- Lockdown expected to slow down volumes for the quarter
- CAPEX for 2019 stood at ZWL236.4 million due to the continued refurbishment programme
- Revenue and profit for 2019 grew by 464% and 1 050% respectively
Harare – OK Zimbabwe anticipates a volumes decline in the first quarter to 30 June 2020 due to COVID-19 pandemic and economic depression.
In a statement accompanying the group’s financial results, OK Zimbabwe expects volume performance for the first quarter of the current financial year to significantly decline from prior comparable period last year.

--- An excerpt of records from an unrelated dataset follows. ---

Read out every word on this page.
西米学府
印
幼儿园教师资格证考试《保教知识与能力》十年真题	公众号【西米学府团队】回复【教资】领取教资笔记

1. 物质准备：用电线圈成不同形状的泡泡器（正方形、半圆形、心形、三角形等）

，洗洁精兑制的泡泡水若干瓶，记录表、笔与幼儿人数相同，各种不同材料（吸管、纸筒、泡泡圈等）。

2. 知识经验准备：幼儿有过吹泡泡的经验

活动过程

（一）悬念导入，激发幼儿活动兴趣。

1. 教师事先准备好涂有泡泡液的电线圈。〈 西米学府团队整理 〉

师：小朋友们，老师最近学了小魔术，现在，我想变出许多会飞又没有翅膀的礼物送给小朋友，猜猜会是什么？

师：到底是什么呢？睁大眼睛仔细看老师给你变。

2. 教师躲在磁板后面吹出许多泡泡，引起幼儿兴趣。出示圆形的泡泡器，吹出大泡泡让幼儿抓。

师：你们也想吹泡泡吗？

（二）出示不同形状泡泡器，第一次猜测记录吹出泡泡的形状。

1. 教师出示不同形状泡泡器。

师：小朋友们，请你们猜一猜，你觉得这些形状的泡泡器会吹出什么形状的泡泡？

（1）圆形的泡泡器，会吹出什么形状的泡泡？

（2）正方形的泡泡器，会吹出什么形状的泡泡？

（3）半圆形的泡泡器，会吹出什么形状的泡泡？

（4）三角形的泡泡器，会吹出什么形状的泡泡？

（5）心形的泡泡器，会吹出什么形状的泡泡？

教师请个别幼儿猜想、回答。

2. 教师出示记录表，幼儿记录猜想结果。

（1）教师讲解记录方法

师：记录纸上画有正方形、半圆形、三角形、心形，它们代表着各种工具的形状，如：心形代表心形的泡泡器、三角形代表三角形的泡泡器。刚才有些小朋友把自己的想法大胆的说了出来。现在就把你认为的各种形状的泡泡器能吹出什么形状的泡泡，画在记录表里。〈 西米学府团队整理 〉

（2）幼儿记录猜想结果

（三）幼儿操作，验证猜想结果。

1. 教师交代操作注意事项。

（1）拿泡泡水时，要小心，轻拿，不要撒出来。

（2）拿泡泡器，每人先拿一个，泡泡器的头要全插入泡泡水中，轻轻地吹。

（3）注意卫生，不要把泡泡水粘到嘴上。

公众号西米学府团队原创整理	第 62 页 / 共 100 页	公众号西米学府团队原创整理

According to the group, internally generated funds were adequate to fund working capital and capital expenditure requirements hence no borrowings were utilised in the year.
Capital expenditure for the year was ZWL $236.4 million, up from ZWL $25.8 million in prior year as the group continued with its refurbishment programme.
For the year ended 31 March 2020, revenue for the group grew by 464% to ZWL $4,525.6 million from ZWL $801.9 million in prior year while profit after tax increased by 1,050% to ZWL $566.2 million from ZWL $49.2 million in prior year.
Overheads grew by 427%, 37 percentage points below growth in revenue with generator fuel costs for alternative power, electricity costs, maintenance costs and spares, bank charges and rentals being the major growth drivers.
The group also declared a final dividend of 9 ZWL cents per share is to be paid to the shareholders on or about 3 July 2020.
The group added that the final dividend brought the total dividend declared for the year to 13 ZWL cents per share.
On the outlook, the group alluded that the COVID-19 pandemic has disrupted supply chains, hence the group will work closely with suppliers to ensure adequate product supply.
Ok Zimbabwe also said hyperinflation and a constrained sales performance make cost control a key area of focus for management in order to protect margins.